The band director said she worked for 13 years as a music specialist in the Clayton County School District before moving this year to teach at Clements Middle in western Newton County. She replaced Brittany Thurston as director of its 70-member band.

However, Phillips said she only signed her employment contract June 29 and has never taught a day in Newton County schools. She only met school administrators for the first time Aug. 10, she said. 

Phillips said she believes someone contacted school district officials about seeing the video after disagreeing with her opposition to a former school district plan to allow students to choose in-person learning this school year despite safety concerns around the spread of COVID-19.

Phillips was part of a group that publicly demonstrated in July outside the school district’s Covington offices against allowing in-person teaching.

Fuhrey announced during an Aug. 7 school board meeting students would be taught virtually rather than having a choice to begin the 2020-2021 school year.

During the Aug. 7 meeting, Phillips said she posted comments on the school district’s Facebook page using her screen name but identified herself as a teacher. 

She disagreed with others favoring in-person teaching and believes someone opposed to her stance on the issue became upset, found the video on her Facebook page and complained to school district officials about its existence. 

Administrators then called Phillips to the school’s media center on the fourth day of new teacher orientation on Thursday, Aug. 13, she said. 

One told her he “didn’t want her in his building” because he believed the personal demeanor she displayed on the video would transfer to how she spoke and related to her students. 

A human resources official then asked her to resign, which she said she refused to do because she was under contract and was owed a hearing on the charges, she said. 

“If you curse in front of kids you at least get the courtesy of being written up a few times so they can attempt to non-renew (a work contract) for the next school year every time you do it — not being asked to resign," she said.

Phillips then was asked to turn in her electronic keys, gather her belongings and leave the building. She kept the keys and left her belongings to prove she was not “resigning” her job, she said. 

After showing up for work the next day, she found she was locked out of the building and not allowed access to the school’s internet system, she said.

The issue of a teacher facing a job loss for publicly stating a personal opinion about a school district’s action predates the digital revolution.

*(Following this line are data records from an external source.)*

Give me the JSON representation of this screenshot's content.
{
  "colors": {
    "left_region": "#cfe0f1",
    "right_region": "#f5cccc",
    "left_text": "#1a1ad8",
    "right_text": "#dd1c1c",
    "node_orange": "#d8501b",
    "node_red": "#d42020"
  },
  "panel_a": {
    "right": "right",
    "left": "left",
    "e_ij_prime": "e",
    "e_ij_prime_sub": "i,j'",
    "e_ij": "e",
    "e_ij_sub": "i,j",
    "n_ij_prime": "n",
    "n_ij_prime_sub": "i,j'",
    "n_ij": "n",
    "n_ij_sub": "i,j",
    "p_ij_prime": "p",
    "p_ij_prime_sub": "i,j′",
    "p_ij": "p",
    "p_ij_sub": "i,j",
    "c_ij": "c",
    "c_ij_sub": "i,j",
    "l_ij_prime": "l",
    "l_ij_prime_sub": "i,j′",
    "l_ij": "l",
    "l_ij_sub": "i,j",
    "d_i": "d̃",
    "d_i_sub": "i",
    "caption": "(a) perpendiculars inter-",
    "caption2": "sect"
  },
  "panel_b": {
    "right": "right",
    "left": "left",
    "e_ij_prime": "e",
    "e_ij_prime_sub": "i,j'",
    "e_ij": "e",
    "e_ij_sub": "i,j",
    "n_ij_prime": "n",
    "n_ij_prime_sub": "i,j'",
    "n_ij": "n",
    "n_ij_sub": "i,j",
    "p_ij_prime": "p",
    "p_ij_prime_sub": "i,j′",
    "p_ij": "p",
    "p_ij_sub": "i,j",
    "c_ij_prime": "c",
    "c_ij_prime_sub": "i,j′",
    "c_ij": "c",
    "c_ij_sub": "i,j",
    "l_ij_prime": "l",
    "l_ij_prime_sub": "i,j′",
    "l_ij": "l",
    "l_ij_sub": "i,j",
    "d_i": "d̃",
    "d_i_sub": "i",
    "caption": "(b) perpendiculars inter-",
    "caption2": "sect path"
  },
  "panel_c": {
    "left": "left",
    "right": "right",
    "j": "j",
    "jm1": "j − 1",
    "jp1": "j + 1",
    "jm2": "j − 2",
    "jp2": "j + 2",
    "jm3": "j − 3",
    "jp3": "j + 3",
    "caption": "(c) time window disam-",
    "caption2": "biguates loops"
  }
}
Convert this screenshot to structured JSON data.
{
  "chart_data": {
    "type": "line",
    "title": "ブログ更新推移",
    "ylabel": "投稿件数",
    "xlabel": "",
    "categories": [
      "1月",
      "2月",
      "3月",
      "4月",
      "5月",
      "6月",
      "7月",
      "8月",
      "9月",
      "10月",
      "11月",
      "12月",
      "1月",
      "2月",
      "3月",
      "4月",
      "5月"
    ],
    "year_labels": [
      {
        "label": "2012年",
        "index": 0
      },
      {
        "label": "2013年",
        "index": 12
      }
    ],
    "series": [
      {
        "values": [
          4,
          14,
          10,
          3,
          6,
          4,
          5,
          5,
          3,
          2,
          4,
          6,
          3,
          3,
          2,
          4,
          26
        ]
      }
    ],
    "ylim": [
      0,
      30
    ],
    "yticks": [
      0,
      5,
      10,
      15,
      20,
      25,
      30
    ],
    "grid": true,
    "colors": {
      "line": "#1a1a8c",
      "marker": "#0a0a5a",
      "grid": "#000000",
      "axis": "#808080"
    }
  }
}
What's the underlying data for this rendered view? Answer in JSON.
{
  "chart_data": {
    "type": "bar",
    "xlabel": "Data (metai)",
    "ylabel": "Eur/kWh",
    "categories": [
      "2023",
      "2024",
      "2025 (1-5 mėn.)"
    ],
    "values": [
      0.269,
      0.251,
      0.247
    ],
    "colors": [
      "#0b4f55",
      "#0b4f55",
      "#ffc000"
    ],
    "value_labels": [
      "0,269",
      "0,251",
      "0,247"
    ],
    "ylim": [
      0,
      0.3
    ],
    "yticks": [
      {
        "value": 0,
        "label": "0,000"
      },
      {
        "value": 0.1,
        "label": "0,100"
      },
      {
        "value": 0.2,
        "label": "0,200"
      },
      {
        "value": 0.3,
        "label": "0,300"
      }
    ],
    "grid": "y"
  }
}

The U.S. Supreme Court ruled in 1968 in favor of a public school teacher who was fired for publishing a letter to the editor that criticized the school board's division of funds between educational and athletic programs, according to the publication Education Week. 

The case, called Pickering v. Board of Education, concluded that public school employees do not waive constitutionally-protected rights to freedom of speech and can publicly comment on issues of public importance or concern, the publication reported in its March 17 article on edweek.org.

But it also quoted Belmont University law professor David Hudson as saying the Pickering ruling established a “balancing test” for the courts to decide if the teacher publicly said something so offensive or inflammatory that it impacted the teacher's ability to do her job and educate students.

Speech that represents a “direct affront to basic decency and dignity” is “not going to fare well in the balancing test," said Hudson, a First Amendment Fellow for the nonpartisan Freedom Forum Institute, in the March 17 article on edweek.org.

In addition, a band director in the metro Detroit area told Education Week she was "chastised" by administrators for things she had posted about local politics and school board elections online and felt they were using her continued employment as a means to control what she said. 

However, Phillips contends that she made the video as a private individual intentionally out of view of her employer and the public.  

Ironically, she made the video to privately criticize another alumnus of her Florida alma mater, Bethune-Cookman, for producing a video with crude language and sexual references that she believed potentially could harm the historically Black university’s image.